To clarify, as it turned out, I was not a passive participant in the Journey to Empowerment. My process was just different. The following is the sequence of what that process actually looked like:

  • I read, re-read, and edited a book filled with what I believed at the time was “indigestible hogwash.”

  • I began listening to people I greatly admire, who embody the concepts of the book and actually seemed happy.

  • I began feeling less at ease with the way I thought about myself, and my shields seemed less necessary or powerful.

  • I started to wonder…

  • I was becoming more and more open to the possibility that this was not just “indigestible hogwash.”

  • I then began to believe that this would work on other people.

  • Further, I began to believe that there was a possibility that this could work for me as well.

  • I started practicing.

  • I started looking forward to it.

  • I started feeling the difference.

Then, something else began to happen. I began to take more control and believe in my own possibilities. I believed that I did not have to engage in my negative thoughts, but instead I could try to understand them, understand what was really being communicated to me, and understand how to “flip them” then move forward with more “light” and positivity.

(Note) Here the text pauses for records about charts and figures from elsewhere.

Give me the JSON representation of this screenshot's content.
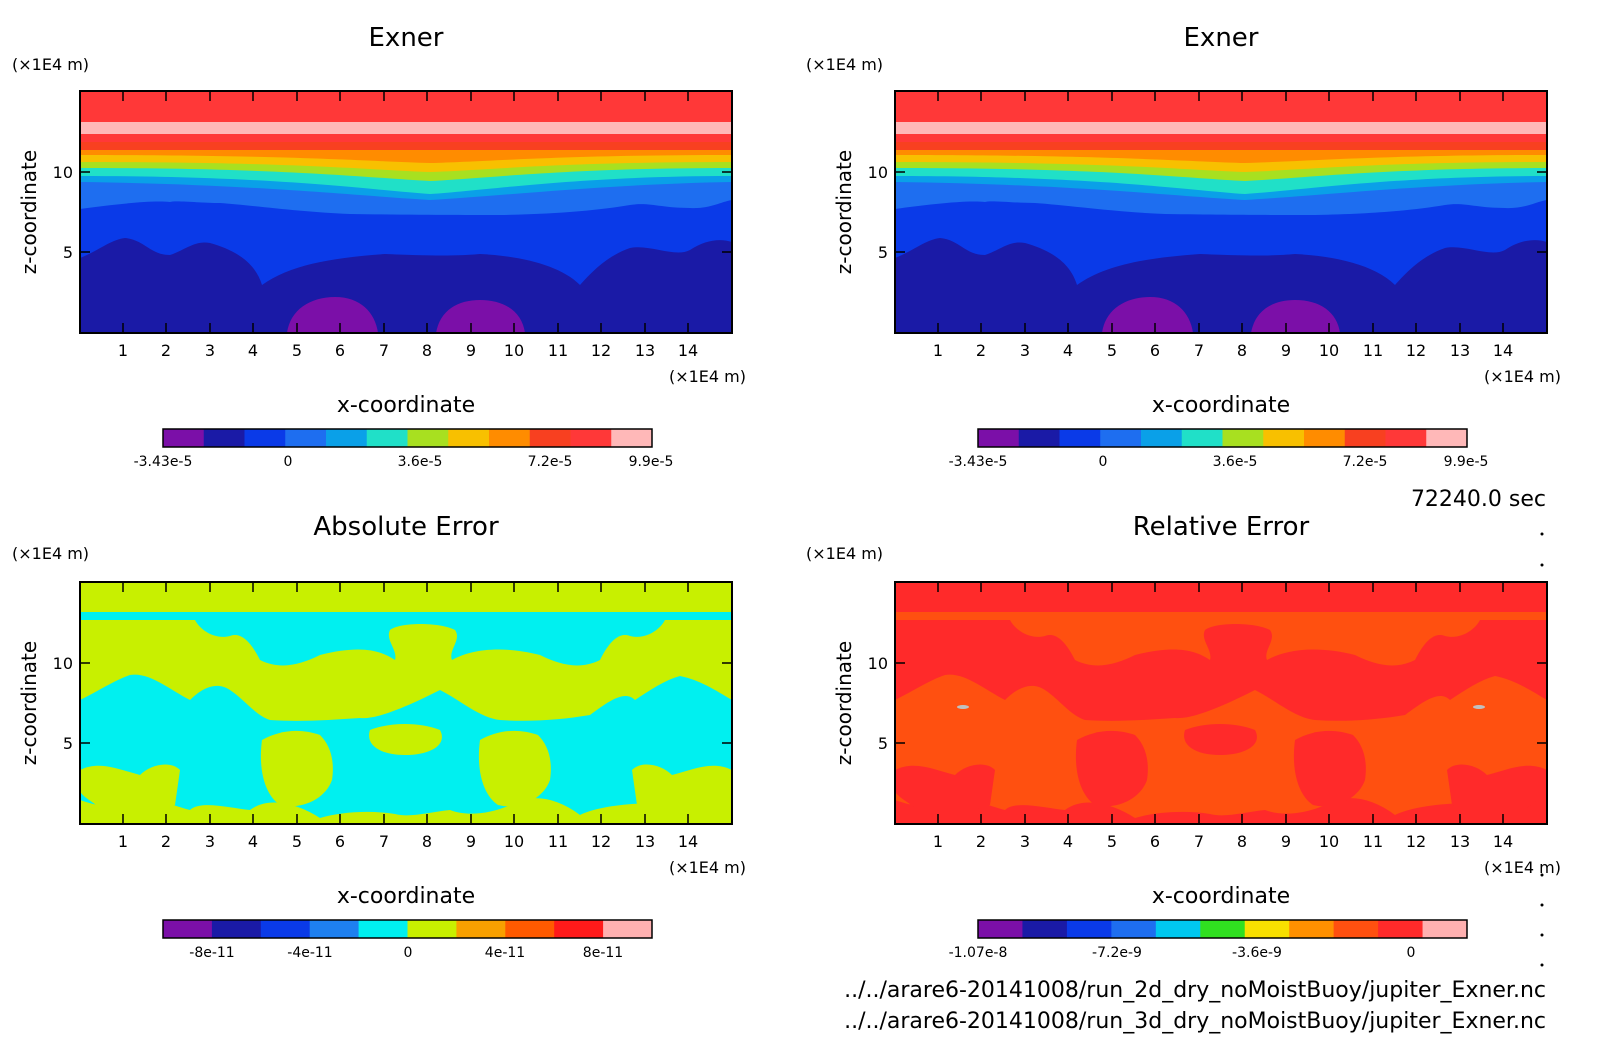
{
  "time_label": "72240.0 sec",
  "file_paths": [
    "../../arare6-20141008/run_2d_dry_noMoistBuoy/jupiter_Exner.nc",
    "../../arare6-20141008/run_3d_dry_noMoistBuoy/jupiter_Exner.nc"
  ],
  "chart_data": [
    {
      "type": "heatmap",
      "title": "Exner",
      "xlabel": "x-coordinate",
      "ylabel": "z-coordinate",
      "x_unit": "(×1E4 m)",
      "y_unit": "(×1E4 m)",
      "xlim": [
        0,
        15
      ],
      "ylim": [
        0,
        15
      ],
      "x_ticks": [
        "1",
        "2",
        "3",
        "4",
        "5",
        "6",
        "7",
        "8",
        "9",
        "10",
        "11",
        "12",
        "13",
        "14"
      ],
      "y_ticks": [
        "5",
        "10"
      ],
      "colorbar": {
        "colors": [
          "#7b0fa8",
          "#1a1aa6",
          "#0a3ae8",
          "#1e6ef0",
          "#0aa0e8",
          "#20e0c8",
          "#a8e020",
          "#f8c000",
          "#ff8c00",
          "#f84020",
          "#ff3838",
          "#ffb8b8"
        ],
        "labels": [
          "-3.43e-5",
          "0",
          "3.6e-5",
          "7.2e-5",
          "9.9e-5"
        ]
      }
    },
    {
      "type": "heatmap",
      "title": "Exner",
      "xlabel": "x-coordinate",
      "ylabel": "z-coordinate",
      "x_unit": "(×1E4 m)",
      "y_unit": "(×1E4 m)",
      "xlim": [
        0,
        15
      ],
      "ylim": [
        0,
        15
      ],
      "x_ticks": [
        "1",
        "2",
        "3",
        "4",
        "5",
        "6",
        "7",
        "8",
        "9",
        "10",
        "11",
        "12",
        "13",
        "14"
      ],
      "y_ticks": [
        "5",
        "10"
      ],
      "colorbar": {
        "colors": [
          "#7b0fa8",
          "#1a1aa6",
          "#0a3ae8",
          "#1e6ef0",
          "#0aa0e8",
          "#20e0c8",
          "#a8e020",
          "#f8c000",
          "#ff8c00",
          "#f84020",
          "#ff3838",
          "#ffb8b8"
        ],
        "labels": [
          "-3.43e-5",
          "0",
          "3.6e-5",
          "7.2e-5",
          "9.9e-5"
        ]
      }
    },
    {
      "type": "heatmap",
      "title": "Absolute Error",
      "xlabel": "x-coordinate",
      "ylabel": "z-coordinate",
      "x_unit": "(×1E4 m)",
      "y_unit": "(×1E4 m)",
      "xlim": [
        0,
        15
      ],
      "ylim": [
        0,
        15
      ],
      "x_ticks": [
        "1",
        "2",
        "3",
        "4",
        "5",
        "6",
        "7",
        "8",
        "9",
        "10",
        "11",
        "12",
        "13",
        "14"
      ],
      "y_ticks": [
        "5",
        "10"
      ],
      "colorbar": {
        "colors": [
          "#7b0fa8",
          "#1a1aa6",
          "#0a3ae8",
          "#1e80f0",
          "#00f0f0",
          "#c8f000",
          "#f8a000",
          "#ff5a00",
          "#ff1a1a",
          "#ffb0b0"
        ],
        "labels": [
          "-8e-11",
          "-4e-11",
          "0",
          "4e-11",
          "8e-11"
        ]
      }
    },
    {
      "type": "heatmap",
      "title": "Relative Error",
      "xlabel": "x-coordinate",
      "ylabel": "z-coordinate",
      "x_unit": "(×1E4 m)",
      "y_unit": "(×1E4 m)",
      "xlim": [
        0,
        15
      ],
      "ylim": [
        0,
        15
      ],
      "x_ticks": [
        "1",
        "2",
        "3",
        "4",
        "5",
        "6",
        "7",
        "8",
        "9",
        "10",
        "11",
        "12",
        "13",
        "14"
      ],
      "y_ticks": [
        "5",
        "10"
      ],
      "colorbar": {
        "colors": [
          "#7b0fa8",
          "#1a1aa6",
          "#0a3ae8",
          "#1e6ef0",
          "#00c8f0",
          "#30e020",
          "#f8e000",
          "#ff9000",
          "#ff5010",
          "#ff2a2a",
          "#ffb0b0"
        ],
        "labels": [
          "-1.07e-8",
          "-7.2e-9",
          "-3.6e-9",
          "0"
        ]
      }
    }
  ]
}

I have even had a few “relapses” where I allowed my thoughts to take me on that negative spiral, or I allowed other people’s “mistreatment” to define me. And, here’s the thing that happened next: Once you know what it feels like to genuinely and authentically be in alignment, body, mind, heart and soul, it becomes so much easier to recapture it and get back on that path. In these moments, when I stopped to reflect, read, and even talk to a few people, it was back with me instantaneously. I know what it feels like to be happy. Nothing in my external life significantly changed during this time. All that truly changed was my thinking.

So, here’s the other thing. While physics has never been a favorite subject of mine, I do believe in “Energy.” I believe we allow certain people or events in our lives based on the “energy” we emit, meaning, based on our most recurrent thoughts. I was indeed seeking something that found me. I believe this book, these pages strung together, full of sentences and words, came into my life at a time when my energy was in the process of shifting and needed more guidance.

So, yes, I feel more empowered. Every day I feel stronger, happier, and it feels easier and easier to believe that this is the way I’m supposed to feel. This has been my journey and my new path that I look forward to continuing to explore. Next on my path, SWEET’s second book: Discovering Your Worth. Perhaps, I’m ready to digest it like an exceptional meal. Who knows? We shall see!